The show is a dizzying array of masterpieces, arranged by subject — cityscapes, countrysides, religious images, still lifes and so on. Most sections include objects and etchings along with the oils.
That arrangement, said Ballinger, puts the art in context of the times and the place in which it was created.
"To give an overview of what the country was like, and what Amsterdam was like — the kinds of objects people were surrounded by — adds another layer to the exhibition," he said. "It weaves in an understanding of the Dutch people and their environment."
Seduction is immediate as you go through the first section, "The Artists and Their World."
It's not just that it contains Rembrandt's self-portrait, the stunner that greets you.
It includes a self-portrait by Jan Steen that puts the painter, who also was an innkeeper, brewer and storyteller with a keen sense of humor, in the role of a well-established, distinguished artist. He has given himself a furrowed brow and a look of a man trying to be serious, but you sense that any moment he'll burst out laughing.
And then there's Gerard Dou's "Man Smoking a Pipe" (formerly called "Self-Portrait"). The 1650 oil shows a man casually leaning out a window, looking directly out at the viewer. Beside him hangs a green curtain — the kind that would be closed over a painting to protect it, which was often done in the 17th century. The simple curtain makes this a painting within a painting. Dou, a student of Rembrandt's, was exquisitely detail-oriented.

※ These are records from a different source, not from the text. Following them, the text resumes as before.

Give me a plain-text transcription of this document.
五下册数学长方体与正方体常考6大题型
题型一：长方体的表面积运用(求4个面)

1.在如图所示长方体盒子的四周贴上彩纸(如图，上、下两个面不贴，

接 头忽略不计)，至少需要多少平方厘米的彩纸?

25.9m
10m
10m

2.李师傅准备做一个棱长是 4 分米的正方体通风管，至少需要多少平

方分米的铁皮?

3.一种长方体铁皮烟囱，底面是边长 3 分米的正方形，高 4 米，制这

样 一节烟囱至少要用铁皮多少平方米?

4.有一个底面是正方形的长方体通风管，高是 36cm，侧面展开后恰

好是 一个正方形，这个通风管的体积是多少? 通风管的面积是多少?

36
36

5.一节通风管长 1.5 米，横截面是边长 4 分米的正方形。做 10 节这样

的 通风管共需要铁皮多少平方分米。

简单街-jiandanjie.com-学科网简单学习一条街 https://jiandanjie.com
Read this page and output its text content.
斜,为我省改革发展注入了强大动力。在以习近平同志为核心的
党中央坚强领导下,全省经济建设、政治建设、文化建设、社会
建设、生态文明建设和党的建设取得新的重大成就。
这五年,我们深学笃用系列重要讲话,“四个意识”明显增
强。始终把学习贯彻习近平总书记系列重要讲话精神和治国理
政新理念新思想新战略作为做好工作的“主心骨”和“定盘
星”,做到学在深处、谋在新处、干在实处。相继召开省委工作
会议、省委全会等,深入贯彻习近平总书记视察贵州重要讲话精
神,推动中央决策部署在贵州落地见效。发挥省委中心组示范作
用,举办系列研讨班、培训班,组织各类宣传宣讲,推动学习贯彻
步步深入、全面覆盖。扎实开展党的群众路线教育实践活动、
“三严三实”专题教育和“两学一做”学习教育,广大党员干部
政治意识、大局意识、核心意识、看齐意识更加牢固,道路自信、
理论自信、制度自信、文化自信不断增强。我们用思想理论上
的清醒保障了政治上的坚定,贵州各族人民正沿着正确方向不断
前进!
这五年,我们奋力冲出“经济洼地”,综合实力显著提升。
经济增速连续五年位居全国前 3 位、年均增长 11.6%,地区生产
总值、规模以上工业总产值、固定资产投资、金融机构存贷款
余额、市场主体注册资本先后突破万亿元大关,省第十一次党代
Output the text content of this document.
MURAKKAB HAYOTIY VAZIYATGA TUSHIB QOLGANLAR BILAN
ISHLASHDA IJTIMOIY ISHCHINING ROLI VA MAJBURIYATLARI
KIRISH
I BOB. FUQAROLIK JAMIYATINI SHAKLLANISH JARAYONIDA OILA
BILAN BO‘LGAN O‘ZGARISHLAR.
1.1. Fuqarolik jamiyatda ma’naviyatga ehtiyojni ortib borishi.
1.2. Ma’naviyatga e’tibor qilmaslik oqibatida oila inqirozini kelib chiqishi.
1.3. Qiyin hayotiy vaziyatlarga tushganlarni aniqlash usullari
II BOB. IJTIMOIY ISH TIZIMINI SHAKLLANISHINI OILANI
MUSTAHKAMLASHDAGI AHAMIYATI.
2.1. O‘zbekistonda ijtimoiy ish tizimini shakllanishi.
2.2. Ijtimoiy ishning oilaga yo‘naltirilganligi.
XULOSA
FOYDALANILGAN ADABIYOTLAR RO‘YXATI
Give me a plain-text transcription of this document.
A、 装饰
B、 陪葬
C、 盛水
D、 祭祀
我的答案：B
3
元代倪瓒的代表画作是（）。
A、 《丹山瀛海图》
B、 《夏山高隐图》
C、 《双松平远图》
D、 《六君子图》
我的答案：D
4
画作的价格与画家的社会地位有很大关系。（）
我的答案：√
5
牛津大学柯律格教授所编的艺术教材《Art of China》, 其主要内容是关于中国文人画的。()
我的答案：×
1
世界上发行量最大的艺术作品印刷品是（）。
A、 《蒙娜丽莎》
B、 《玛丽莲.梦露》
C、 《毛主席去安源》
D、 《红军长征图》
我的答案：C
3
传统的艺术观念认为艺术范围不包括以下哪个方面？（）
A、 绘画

The whole show is full of such wonders:
Nicolaes Berchem's lyrical "Italian Landscape" seems to capture the light of Italy's countryside. Hendrick ter Brugghen's graphic "Doubting Thomas" has Thomas sticking a finger in the bloody sword wound of the risen Christ. Watching closely is a man peering through pince-nez as Thomas' finger slips in. There's a sense of curiosity and a bit of skepticism about the characters, rather than awe.
Hendrick Martensz Sorgh's "The Vegetable Market" shimmers with light and a sense of spring. A woman, decked out in a straw hat and a red bodice and surrounded by baskets of spring bounty, looks right at you, offering a fruit.
Then there are the etchings by Rembrandt that show his genius in scrumptious detail, and the stunning silver works, and the etched glassware.
Art piece after art piece reveals the details of the life and people that filled that artistically remarkable century.
This show is so packed with such astounding beauty, such rich, telling detail, that a stroll through this exhibit is a bit like a time machine back to 17th-century Holland.
And an experience thrilling enough to take your breath away.